Soon after receiving his B.A. in psychology from Ohio Wesleyan University, Morrow realized he saw himself less as a psychologist and more as a writer.
“I was actively writing at the time—exploring fiction and poetry—so I decided to attend Ohio University and get my master’s degree in English,” said Morrow.
“Poetry really isn’t that distant from filmmaking,” he continued. “Both areas take notice of the same basic ideas of attention to language, character and voice. Some people dismiss poetry as a very ‘serious’ thing, but the truth is there's so much humor in contemporary poetry. It's fantastic.”
Even though the Morrow brothers reached near success as finalists in the 2010 Bing “Decisions” Project, the duo ultimately lost the winning title to the animated web series “Death Row Diet.”
“Although our series didn’t win, my brother and I are still huge fans of the New York Television Festival,” said Morrow. “To be part of the festival, even just on the smaller side of things was truly a rewarding experience.”
The competition the pair entered with “Productive Addictions” was part of a smaller initiative of the NYTVF—with the main event being the Independent Pilot Competition (IPC). About 50 shows, mostly comedies, make it into the IPC. Like a film festival, the IPC shows are screened throughout the week and IPC creators get to meet with executives from networks such as Fox and IFC.
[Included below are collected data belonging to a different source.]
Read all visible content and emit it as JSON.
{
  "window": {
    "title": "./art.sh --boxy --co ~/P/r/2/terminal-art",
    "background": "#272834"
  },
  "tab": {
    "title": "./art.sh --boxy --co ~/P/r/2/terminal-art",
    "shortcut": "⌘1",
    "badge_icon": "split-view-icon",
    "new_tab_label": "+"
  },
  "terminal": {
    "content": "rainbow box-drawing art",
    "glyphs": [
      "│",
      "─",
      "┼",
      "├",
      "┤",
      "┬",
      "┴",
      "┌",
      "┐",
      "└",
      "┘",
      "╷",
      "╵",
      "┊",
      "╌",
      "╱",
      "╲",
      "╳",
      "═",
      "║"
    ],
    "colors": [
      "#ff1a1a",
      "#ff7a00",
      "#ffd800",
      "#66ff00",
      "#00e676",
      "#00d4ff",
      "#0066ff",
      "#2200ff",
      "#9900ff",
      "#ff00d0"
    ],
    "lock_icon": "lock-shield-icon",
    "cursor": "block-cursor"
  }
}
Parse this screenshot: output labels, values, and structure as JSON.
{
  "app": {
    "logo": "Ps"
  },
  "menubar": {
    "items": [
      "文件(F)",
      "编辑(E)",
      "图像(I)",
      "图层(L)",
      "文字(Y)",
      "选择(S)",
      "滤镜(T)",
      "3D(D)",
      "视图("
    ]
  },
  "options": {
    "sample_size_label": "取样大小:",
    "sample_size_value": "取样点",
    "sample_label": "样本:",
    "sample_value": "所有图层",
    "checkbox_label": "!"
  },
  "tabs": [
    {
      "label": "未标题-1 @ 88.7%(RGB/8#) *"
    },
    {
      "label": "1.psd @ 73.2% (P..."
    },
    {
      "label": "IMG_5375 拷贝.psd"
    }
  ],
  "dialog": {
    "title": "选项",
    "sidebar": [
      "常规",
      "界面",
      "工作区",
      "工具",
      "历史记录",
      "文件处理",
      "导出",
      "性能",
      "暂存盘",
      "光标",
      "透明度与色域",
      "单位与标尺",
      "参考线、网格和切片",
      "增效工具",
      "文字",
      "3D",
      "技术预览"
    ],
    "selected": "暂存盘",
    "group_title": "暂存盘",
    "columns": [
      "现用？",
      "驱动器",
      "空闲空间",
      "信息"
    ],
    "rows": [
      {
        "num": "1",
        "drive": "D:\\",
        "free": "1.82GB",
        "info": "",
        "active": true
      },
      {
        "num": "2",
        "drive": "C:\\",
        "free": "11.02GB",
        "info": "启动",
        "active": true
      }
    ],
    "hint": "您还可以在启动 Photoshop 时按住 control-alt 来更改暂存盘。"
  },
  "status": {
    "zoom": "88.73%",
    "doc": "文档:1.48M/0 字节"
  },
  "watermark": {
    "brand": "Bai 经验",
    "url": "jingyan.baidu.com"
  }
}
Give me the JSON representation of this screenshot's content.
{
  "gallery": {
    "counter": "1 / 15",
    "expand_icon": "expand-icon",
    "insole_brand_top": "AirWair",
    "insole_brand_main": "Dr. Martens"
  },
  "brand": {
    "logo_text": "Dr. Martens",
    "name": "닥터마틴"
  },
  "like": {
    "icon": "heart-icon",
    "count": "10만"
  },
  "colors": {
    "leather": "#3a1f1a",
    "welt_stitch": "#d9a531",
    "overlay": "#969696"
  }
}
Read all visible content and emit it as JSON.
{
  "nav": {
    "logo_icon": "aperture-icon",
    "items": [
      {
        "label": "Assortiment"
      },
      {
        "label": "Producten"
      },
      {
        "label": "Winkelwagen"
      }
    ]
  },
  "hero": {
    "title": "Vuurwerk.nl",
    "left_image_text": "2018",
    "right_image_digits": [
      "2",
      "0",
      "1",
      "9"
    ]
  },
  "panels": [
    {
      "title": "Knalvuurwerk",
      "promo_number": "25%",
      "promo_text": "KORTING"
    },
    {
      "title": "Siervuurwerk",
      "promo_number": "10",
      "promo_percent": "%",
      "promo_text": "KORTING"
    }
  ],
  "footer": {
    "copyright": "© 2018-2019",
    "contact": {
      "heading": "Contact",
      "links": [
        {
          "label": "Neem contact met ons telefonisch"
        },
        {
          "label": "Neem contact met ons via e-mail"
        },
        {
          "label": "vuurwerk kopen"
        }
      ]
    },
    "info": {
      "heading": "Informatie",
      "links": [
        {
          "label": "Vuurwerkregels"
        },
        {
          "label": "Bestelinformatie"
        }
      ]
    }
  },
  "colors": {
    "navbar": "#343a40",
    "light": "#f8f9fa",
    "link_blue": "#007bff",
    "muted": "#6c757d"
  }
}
As for the brothers’ future filmmaking endeavors, the pair is already writing a pilot for this year’s NYTVF early competition sponsored by Comedy Central.
“We’re excited to get a second chance with Comedy Central this year. Back in 2006, our web pilot 'Political Science' was selected as one of four finalists in the Comedy Central Test Pilots competition. This was a huge accomplishment for us and we hope our pilot this year receives similar or greater recognition.”
And the pair isn’t stopping there. In addition to entering this year’s NYTVF early competition, the duo also plans to enter the festival’s main event—the Independent Pilot Competition.
“What really inspired us to enter the competition this year is the enormous amount of energy surrounding the IPC. In fact, my favorite pilot from the 2010 NYTVF IPC, 'Greg & Donny,' was selected as last year’s winner and was developed into a sitcom by the Independent Film Channel. David and I would love to follow that same path.”